I tried several flashes on my Canon EOS Rebel SL3, but it didn't work. I'm wondering which pin on hot shoe triggers the flash?
The T7/2000D, T100/4000D, and SL3/250D are all missing the big central sync connector on the hotshoe, which is the ISO standard signal for sync. This basically broke compatibility with any single-pin manual speedlight (e.g., YN-560 IV, or Godox TT600) which can only communicate that one signal.
And while firmware updates fixed compatibility issues with Godox's 2.4 GHz eTTL-capable speedlights for the T7 and T100, apparently those same updates do not work for the SL3. Only the Godox transmitters have received SL3-specific compatibility firmware updates.
If you need an affordable on-camera flash unit for the SL3, a Canon EL-100 is probably your best option.
But if you really need to use a 3rd-party single-pin flash, a Godox X1T-C or X2T-C transmitter can be used kind of like a hotshoe adapter to give you back the sync connection if you sandwich it between the hotshoe and the flash.
It is a combination of pins 2 and 3; when data (pin 3) is at logic high, and clock is held at logic low for 4ms (pin 2), then the flash fires.
Here's a DIY to add a microcontroller to an ISO standard speedlight in order to monitor pins 2-3 and trigger the flash appropriately. https://www.instructables.com/Generic-Speedlite-Hack-for-Canon-EOS-1500D/
Using my 80D and a 430EX II, I went through a process of elimination by covering the various hotshoe contacts with black electrical tape.
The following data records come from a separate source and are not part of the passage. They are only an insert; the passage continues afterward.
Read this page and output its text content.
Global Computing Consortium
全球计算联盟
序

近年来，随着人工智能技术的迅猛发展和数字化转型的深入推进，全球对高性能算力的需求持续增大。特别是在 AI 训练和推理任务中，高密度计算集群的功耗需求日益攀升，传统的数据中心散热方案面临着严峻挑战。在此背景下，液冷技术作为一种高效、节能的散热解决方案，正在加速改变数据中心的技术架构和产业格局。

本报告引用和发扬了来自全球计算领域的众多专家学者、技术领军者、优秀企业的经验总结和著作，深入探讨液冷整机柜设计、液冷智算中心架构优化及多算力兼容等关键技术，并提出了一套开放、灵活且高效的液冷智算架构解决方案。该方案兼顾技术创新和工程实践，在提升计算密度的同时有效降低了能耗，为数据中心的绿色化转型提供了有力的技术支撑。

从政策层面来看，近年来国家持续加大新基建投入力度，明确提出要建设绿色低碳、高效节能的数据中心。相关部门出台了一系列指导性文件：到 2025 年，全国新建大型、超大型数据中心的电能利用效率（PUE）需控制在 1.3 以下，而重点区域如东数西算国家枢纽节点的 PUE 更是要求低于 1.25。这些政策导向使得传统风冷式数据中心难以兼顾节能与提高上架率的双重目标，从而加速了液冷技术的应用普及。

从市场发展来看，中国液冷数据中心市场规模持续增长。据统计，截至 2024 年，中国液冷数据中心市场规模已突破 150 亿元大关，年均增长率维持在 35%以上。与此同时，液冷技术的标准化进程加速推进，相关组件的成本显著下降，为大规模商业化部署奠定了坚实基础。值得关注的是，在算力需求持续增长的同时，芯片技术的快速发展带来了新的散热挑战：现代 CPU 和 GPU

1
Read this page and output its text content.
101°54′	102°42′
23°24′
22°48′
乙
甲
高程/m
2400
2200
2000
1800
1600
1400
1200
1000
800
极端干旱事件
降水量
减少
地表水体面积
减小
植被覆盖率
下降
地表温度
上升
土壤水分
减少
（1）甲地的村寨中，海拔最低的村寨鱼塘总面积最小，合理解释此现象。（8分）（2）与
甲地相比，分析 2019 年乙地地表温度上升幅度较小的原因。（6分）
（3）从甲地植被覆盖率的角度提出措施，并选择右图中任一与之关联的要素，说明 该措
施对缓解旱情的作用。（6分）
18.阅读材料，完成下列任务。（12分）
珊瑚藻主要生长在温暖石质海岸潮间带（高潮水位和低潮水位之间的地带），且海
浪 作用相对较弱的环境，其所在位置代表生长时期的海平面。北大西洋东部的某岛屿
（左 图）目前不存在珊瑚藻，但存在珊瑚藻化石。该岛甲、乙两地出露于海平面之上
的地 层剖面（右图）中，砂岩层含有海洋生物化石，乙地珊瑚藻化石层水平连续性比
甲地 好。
I was able to determine that contacts(pins) 2,3, and 4 are ALL needed in order for an ETTL flash to be triggered by a camera without the normal contact in the center.
Contact(pin) 5 is the only one that was not needed for the flash to fire. I am not sure what “AF Assist” means, but I believe it may communicate subject focus distance to the flash in order to fine tune the ETTL II flash exposure. Not all Canon lenses have this capability and it is not needed for ETTL to function.
Other than the Center contact, no other one contact by itself would trigger the flash to fire.
None of the contacts on the SL3 hot shoe trigger the flash in the way you seem to expect. That is, the large central contact that does what you describe is missing from the SL3 hot shoe.
None of the contacts included on the SL3 hot shoe complete a simple circuit that causes the flash to fire. The contacts on the SL3 hot shoe only work by communicating data to the TTL micro-processor in a compatible flash or flash trigger. The attached flash or flash trigger then uses the data sent to it via pins 2, 3, and 4 and applies its own logic circuits to decide when and at what power to "fire" the flash.